Provides comprehensive guidance for developing ContextLinc, a next-generation context engineering platform with 11-layer architecture, multi-modal processing, and three-tier memory systems for building sophisticated AI agents.
Comprehensive guidance for Claude Code when working on ContextLinc - a next-generation context engineering platform that transforms simple chatbots into intelligent assistants through advanced context management.
ContextLinc is a comprehensive context engineering platform implementing the **11-layer Context Window Architecture (CWA)** to build sophisticated AI agents. This is a BRAINSAIT LTD healthcare technology project currently in the specification and documentation phase.

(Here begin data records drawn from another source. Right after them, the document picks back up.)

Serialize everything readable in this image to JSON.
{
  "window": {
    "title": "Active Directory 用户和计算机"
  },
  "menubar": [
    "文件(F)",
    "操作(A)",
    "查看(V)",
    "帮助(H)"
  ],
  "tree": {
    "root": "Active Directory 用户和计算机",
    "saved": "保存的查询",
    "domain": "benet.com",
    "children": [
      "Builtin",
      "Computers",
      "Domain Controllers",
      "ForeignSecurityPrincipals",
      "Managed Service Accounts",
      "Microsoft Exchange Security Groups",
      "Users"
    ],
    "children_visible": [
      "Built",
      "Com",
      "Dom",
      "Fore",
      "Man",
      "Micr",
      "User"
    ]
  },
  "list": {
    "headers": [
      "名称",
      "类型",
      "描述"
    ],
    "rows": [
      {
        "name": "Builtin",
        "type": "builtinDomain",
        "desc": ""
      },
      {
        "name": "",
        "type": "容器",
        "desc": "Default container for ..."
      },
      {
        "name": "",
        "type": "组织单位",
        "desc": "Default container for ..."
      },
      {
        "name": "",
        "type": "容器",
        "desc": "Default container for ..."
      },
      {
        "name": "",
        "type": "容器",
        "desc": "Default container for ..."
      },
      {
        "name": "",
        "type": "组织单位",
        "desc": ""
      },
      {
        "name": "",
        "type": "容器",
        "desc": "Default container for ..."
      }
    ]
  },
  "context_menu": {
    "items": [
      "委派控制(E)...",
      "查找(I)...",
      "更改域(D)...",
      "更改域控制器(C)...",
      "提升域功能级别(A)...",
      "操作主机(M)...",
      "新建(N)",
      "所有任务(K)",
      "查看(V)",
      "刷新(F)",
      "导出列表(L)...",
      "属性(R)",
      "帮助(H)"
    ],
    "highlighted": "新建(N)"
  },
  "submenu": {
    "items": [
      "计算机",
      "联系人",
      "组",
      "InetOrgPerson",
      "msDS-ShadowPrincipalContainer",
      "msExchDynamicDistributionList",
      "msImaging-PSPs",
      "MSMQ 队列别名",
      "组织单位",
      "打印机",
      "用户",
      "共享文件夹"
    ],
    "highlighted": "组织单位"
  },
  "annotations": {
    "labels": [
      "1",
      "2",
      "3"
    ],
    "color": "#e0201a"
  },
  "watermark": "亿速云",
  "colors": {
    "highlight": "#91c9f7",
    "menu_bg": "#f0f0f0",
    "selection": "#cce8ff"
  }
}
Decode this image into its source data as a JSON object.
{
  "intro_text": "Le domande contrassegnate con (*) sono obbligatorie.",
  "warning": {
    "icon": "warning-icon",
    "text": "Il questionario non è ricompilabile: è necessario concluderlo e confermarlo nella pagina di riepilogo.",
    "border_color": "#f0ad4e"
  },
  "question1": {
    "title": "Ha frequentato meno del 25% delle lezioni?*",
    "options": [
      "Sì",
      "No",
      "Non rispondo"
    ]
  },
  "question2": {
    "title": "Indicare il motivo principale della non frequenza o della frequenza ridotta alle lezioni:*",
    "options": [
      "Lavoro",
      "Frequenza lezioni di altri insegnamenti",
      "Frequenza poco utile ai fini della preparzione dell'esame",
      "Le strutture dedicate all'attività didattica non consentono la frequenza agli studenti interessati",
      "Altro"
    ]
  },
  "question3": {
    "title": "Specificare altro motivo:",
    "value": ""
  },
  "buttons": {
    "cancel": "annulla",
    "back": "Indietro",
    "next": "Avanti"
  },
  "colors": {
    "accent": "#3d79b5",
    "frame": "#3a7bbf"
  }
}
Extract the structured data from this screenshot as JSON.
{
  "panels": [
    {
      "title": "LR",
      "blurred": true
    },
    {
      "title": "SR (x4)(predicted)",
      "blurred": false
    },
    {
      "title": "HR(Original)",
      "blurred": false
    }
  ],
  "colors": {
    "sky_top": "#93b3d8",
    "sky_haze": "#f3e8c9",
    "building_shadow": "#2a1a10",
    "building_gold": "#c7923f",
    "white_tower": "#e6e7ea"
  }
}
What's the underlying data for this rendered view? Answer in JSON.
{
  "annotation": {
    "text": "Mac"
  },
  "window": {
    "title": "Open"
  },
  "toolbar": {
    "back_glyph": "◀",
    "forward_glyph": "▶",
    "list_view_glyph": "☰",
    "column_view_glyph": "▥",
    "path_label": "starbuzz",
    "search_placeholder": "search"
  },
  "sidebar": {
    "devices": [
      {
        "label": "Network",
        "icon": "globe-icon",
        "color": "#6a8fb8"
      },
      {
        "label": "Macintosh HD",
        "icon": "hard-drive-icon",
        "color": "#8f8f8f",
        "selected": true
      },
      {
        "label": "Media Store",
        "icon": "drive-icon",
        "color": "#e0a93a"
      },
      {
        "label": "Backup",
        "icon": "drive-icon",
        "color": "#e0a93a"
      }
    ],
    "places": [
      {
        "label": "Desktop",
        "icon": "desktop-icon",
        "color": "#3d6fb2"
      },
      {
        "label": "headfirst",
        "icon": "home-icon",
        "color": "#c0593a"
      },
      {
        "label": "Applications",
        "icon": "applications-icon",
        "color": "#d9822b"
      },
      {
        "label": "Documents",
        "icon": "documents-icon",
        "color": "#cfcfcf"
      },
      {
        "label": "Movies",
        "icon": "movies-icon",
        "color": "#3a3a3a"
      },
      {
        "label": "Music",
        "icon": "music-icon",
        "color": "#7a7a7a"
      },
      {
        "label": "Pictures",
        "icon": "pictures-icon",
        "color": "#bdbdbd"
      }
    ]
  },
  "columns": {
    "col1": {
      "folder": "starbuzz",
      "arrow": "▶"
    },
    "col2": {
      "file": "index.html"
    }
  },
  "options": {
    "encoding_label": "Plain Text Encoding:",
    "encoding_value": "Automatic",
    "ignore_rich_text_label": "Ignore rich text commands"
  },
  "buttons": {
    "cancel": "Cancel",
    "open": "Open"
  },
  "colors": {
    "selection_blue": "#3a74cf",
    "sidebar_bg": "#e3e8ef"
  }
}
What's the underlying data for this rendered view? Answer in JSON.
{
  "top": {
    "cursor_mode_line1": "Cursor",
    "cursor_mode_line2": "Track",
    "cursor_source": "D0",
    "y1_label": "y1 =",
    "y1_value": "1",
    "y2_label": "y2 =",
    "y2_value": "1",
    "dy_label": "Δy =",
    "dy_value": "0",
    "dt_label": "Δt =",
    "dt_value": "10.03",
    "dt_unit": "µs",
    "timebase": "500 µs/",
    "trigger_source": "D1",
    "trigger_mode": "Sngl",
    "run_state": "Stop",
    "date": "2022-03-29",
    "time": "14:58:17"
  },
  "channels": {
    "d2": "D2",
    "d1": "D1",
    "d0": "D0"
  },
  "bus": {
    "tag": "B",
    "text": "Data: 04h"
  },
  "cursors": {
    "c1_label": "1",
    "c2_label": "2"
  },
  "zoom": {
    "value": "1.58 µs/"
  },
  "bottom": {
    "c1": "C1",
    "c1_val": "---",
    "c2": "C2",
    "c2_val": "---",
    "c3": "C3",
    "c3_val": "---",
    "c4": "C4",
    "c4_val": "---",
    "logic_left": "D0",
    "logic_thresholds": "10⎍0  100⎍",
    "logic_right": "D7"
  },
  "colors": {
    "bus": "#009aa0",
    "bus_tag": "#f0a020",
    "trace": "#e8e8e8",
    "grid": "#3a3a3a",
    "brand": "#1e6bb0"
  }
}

**Core Philosophy**: Most agent failures are context failures, not model failures. ContextLinc provides the right information, in the right format, at the right time through dynamic context systems.
When implementing features, always consider the complete context stack:
1. **Instructions Layer** - AI constitution, persona, goals, ethical boundaries
2. **User Info Layer** - Personalization data, preferences, account details
3. **Knowledge Layer** - Retrieved documents and domain expertise (RAG)
4. **Task/Goal State** - Multi-step task management and workflow tracking
5. **Memory Layer** - Three-tier memory system (short/medium/long-term)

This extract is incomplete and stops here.